Beim Vormarsch auf Wels lagern die Truppen des Obristen Löbl bei Marchtrenk. Der Ort wurde als Löblschanze bzw. Löblberg bekannt. Dort wurde 1930 das Bauernkriegsdenkmal errichtet.

1635
David Ungnad v. Weissenwolff

verheiratet mit Dorothea Jörger, wird mit Steyregg belehnt. Das Geschlecht der Ungnad von Weissenwolff ist bis 1848 auch Herrschaft in Marchtrenk. Die von Weissenwolff betreiben entscheidend die Errichtung der Pfarre und der Katastralgemeinde Marchtrenk.

1702
Marchtrenker Wiege

Der Richter Johann Kötzinger lässt eine Wiege als Pranger für zänkische Eheleute tischlern. Der Pranger, der lange Zeit im Gasthof Fischer aufbewahrt wurde, ist heute im Schlossmuseum Linz. Er gilt als Rarität der Rechtsgeschichte.

1719
Neubau des Kirchturms

Mit 39 Meter ist er höher als der heutige Turm.

1748
Einrichtung eines Benefiziums

für einen Pfarrpriester. Priester ist Jakob Theiss aus Wels.

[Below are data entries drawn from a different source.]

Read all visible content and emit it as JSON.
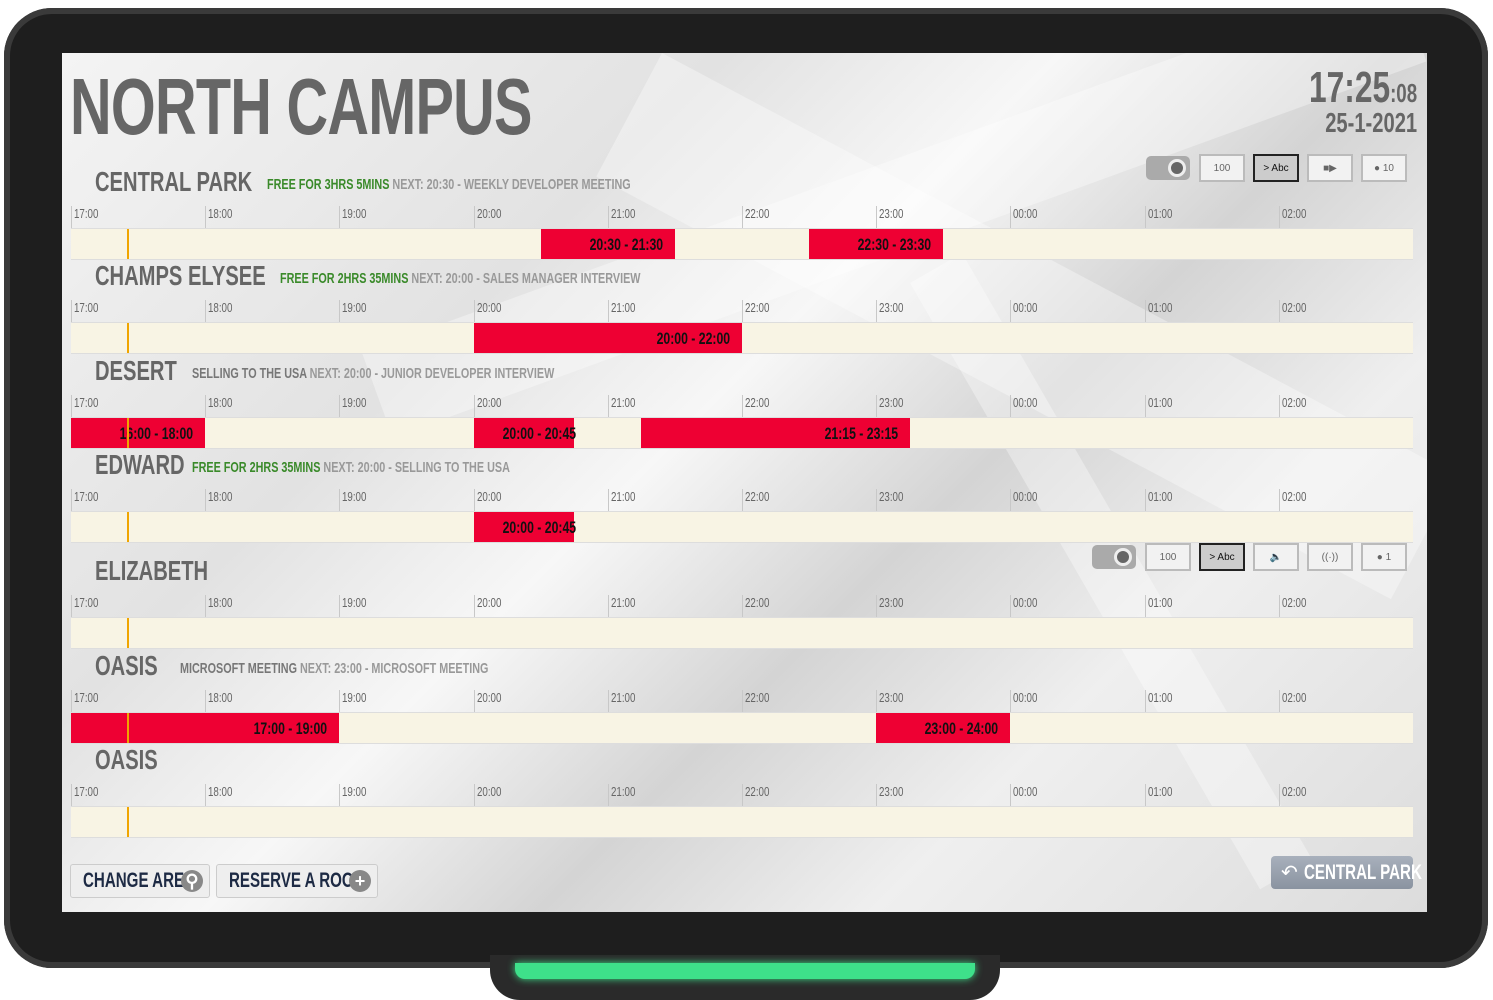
{
  "title": "NORTH CAMPUS",
  "clock": {
    "time": "17:25",
    "seconds": ":08",
    "date": "25-1-2021"
  },
  "timeline": {
    "start_hour": 17,
    "hours": [
      "17:00",
      "18:00",
      "19:00",
      "20:00",
      "21:00",
      "22:00",
      "23:00",
      "00:00",
      "01:00",
      "02:00"
    ],
    "now": "17:25"
  },
  "colors": {
    "busy": "#ee0033",
    "free_text": "#3a8a2a",
    "track": "#f8f4e4",
    "now_line": "#f0a500",
    "led": "#3ee08a"
  },
  "rooms": [
    {
      "name": "CENTRAL PARK",
      "status": "FREE FOR 3HRS 5MINS",
      "status_free": true,
      "next": "NEXT: 20:30 - WEEKLY DEVELOPER MEETING",
      "bookings": [
        {
          "label": "20:30 - 21:30",
          "start": 20.5,
          "end": 21.5
        },
        {
          "label": "22:30 - 23:30",
          "start": 22.5,
          "end": 23.5
        }
      ],
      "amenities": [
        "projector-icon",
        "whiteboard-icon",
        "display-icon",
        "video-camera-icon",
        "capacity-icon"
      ],
      "capacity": "10"
    },
    {
      "name": "CHAMPS ELYSEE",
      "status": "FREE FOR 2HRS 35MINS",
      "status_free": true,
      "next": "NEXT: 20:00 - SALES MANAGER INTERVIEW",
      "bookings": [
        {
          "label": "20:00 - 22:00",
          "start": 20,
          "end": 22
        }
      ]
    },
    {
      "name": "DESERT",
      "status": "SELLING TO THE USA",
      "status_free": false,
      "next": "NEXT: 20:00 - JUNIOR DEVELOPER INTERVIEW",
      "bookings": [
        {
          "label": "16:00 - 18:00",
          "start": 17,
          "end": 18
        },
        {
          "label": "20:00 - 20:45",
          "start": 20,
          "end": 20.75
        },
        {
          "label": "21:15 - 23:15",
          "start": 21.25,
          "end": 23.25
        }
      ]
    },
    {
      "name": "EDWARD",
      "status": "FREE FOR 2HRS 35MINS",
      "status_free": true,
      "next": "NEXT: 20:00 - SELLING TO THE USA",
      "bookings": [
        {
          "label": "20:00 - 20:45",
          "start": 20,
          "end": 20.75
        }
      ]
    },
    {
      "name": "ELIZABETH",
      "status": "",
      "status_free": true,
      "next": "",
      "bookings": [],
      "amenities": [
        "projector-icon",
        "whiteboard-icon",
        "display-icon",
        "speaker-icon",
        "wifi-icon",
        "capacity-icon"
      ],
      "capacity": "1"
    },
    {
      "name": "OASIS",
      "status": "MICROSOFT MEETING",
      "status_free": false,
      "next": "NEXT: 23:00 - MICROSOFT MEETING",
      "bookings": [
        {
          "label": "17:00 - 19:00",
          "start": 17,
          "end": 19
        },
        {
          "label": "23:00 - 24:00",
          "start": 23,
          "end": 24
        }
      ]
    },
    {
      "name": "OASIS",
      "status": "",
      "status_free": true,
      "next": "",
      "bookings": []
    }
  ],
  "buttons": {
    "change_area": "CHANGE AREA",
    "reserve": "RESERVE A ROOM",
    "back": "CENTRAL PARK"
  }
}
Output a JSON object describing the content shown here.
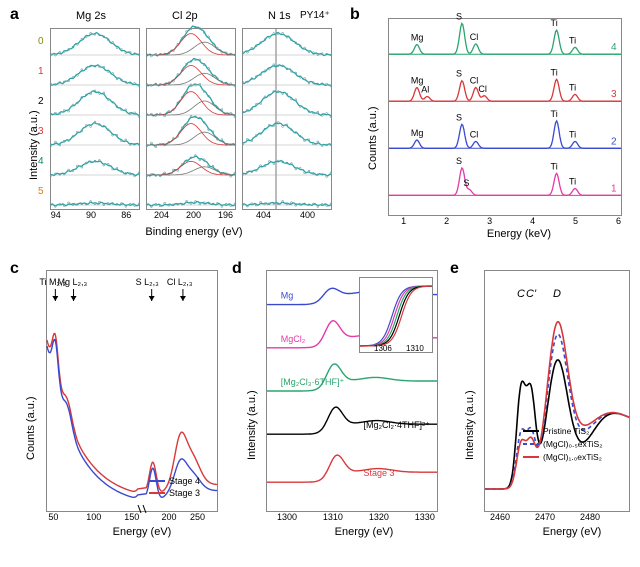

Mit dem Benefizium hat Marchtrenk einen ständigen Priester und löst sich weitgehend von Hörsching. (Das Benefizium besteht aus Grundstücken und Rechten deren Ertrag dem Priester zukommt und seinen Unterhalt ermöglicht.)

1749
Benefiziatenhaus

Der heutige r. k. Pfarrhof, damals das Überländhäusl des Richterwirtshauses, wird Wohnstätte des Priesters und damit provisorischer Pfarrhof.

1759
Erste Schule in Marchtrenk

Im seinerzeitigen Mesnerhaus hinter der alten Kirche.

1783
Marchtrenk wird Katastralgemeinde

Kaiser Josef II. lässt im Zuge einer Steuerreform Oberösterreich in Katastralgemeinden, sogenannten Verzeichnisgemeinden zusammenfassen. Viele davon werden 1848 selbständige politische Gemeinden, so auch Marchtrenk.

1784
Marchtrenk wird selbständige Pfarre

Im Zuge der Gründung des Bistums Linz unter Josef II wird Marchtrenk, das bis dahin immer noch zur Pfarre Hörsching gehörte, eine selbständige Pfarre.

Ein wichtiger historischer Schritt.

1800, 05, 09
Franzoseneinfälle in Marchtrenk
1834
Pferdeeisenbahn Linz – Gmunden

Die erste überregionale Eisenbahn des Kontinents wird eröffnet.

1846
Großer Ortsbrand

im Unteren Dorf ( Zwischen Gasthof Pölzl und dem heutigem Haus Holzinger).

Beitrag erstellt von Erwin Prillinger.